The Blue Zones initiative promotes plant slant, or eating a more plant-based diet rich with veggies, beans and nuts.
Cruciferous vegetables are named for their flowers, which have four equally spaced petals in the shape of a cross – hence the Latin word crucifer, meaning “cross-bearer.” All vegetables have protective compounds, but cruciferous vegetables have unique compounds that help boost your immunity and spur anti-cancer activity.
You should aim for three to fine servings of cruciferous vegetables a week.
Some recent studies show that cruciferous vegetables are twice as powerful as other plant foods. In population studies, a 20 percent increase in plant food intake generally corresponds to a 20 percent decrease in cancer rates, but a 20 percent increase in cruciferous vegetable intake corresponds to a 40 percent decrease in cancer rates.
Twenty-eight servings of vegetables per week decreases prostate cancer by 33 percent, but just three servings of cruciferous vegetables per week decreases prostate cancer by 41 percent.
One or more servings of cabbage per week reduces the occurrence of pancreatic cancer by 38 percent.
To maximize the benefits of cruciferous vegetables:
1. Chew all cruciferous veggies very well, trying to crush every cell.
2. Puree, blend, or chop cruciferous vegetables before adding them to soups.
3. When steaming cruciferous vegetables, try to undercook slightly so they are not too mushy.
- Mustard Greens
- Bok choy
- Brussels Sprouts
- Turnip greens
- Broccoli rabe
Cauliflower, Cabbage and Carrot Salad
1 small cauliflower, cut into florets
1 cup finely shredded red cabbage
2 medium carrots, grated
1 small red onion, finely chopped
1/4 cup chopped walnuts
2 Tbsp. chopped fresh parsley
1 Tbsp. white vinegar
1 tsp.
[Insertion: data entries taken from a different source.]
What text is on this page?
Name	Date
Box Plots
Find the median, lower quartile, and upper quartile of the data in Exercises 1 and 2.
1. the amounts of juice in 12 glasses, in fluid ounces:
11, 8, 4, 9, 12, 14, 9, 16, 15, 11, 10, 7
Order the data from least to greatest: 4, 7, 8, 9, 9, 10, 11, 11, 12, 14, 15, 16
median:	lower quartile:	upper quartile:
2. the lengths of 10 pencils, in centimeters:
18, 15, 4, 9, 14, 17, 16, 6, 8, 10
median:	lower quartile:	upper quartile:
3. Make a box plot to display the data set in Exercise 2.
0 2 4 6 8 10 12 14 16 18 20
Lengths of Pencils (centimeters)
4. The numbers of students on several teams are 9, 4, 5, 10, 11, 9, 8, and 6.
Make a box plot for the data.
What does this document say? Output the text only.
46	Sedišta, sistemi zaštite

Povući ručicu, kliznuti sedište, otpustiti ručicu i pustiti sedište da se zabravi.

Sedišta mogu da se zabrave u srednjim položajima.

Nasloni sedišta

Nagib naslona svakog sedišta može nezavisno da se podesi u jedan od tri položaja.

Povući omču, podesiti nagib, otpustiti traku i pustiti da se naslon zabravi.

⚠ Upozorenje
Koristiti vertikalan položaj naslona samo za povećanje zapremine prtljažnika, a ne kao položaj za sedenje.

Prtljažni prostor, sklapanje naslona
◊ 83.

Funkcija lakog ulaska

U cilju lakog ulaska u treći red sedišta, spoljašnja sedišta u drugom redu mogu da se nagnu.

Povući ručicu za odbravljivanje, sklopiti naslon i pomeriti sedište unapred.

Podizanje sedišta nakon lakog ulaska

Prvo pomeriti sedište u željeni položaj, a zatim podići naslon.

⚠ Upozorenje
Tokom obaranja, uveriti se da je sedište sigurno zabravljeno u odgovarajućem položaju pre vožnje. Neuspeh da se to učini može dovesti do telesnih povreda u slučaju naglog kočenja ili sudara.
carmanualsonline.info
Dijon mustard
1 Tbsp. extra virgin olive oil
1 Tbsp. low-fat mayonnaise
Toss together cauliflower with cabbage, carrots, onion, walnuts and parsley. Whisk together vinegar, mustard. Add oil and mayo and whisk.
Drizzle over salad and mix well.
Makes 6 servings.
Per Serving: 90 calories, 6 g total fat (1 g saturated fat), 7 g carbohydrates, 2 g protein, 2 g dietary fiber, 70 mg sodium.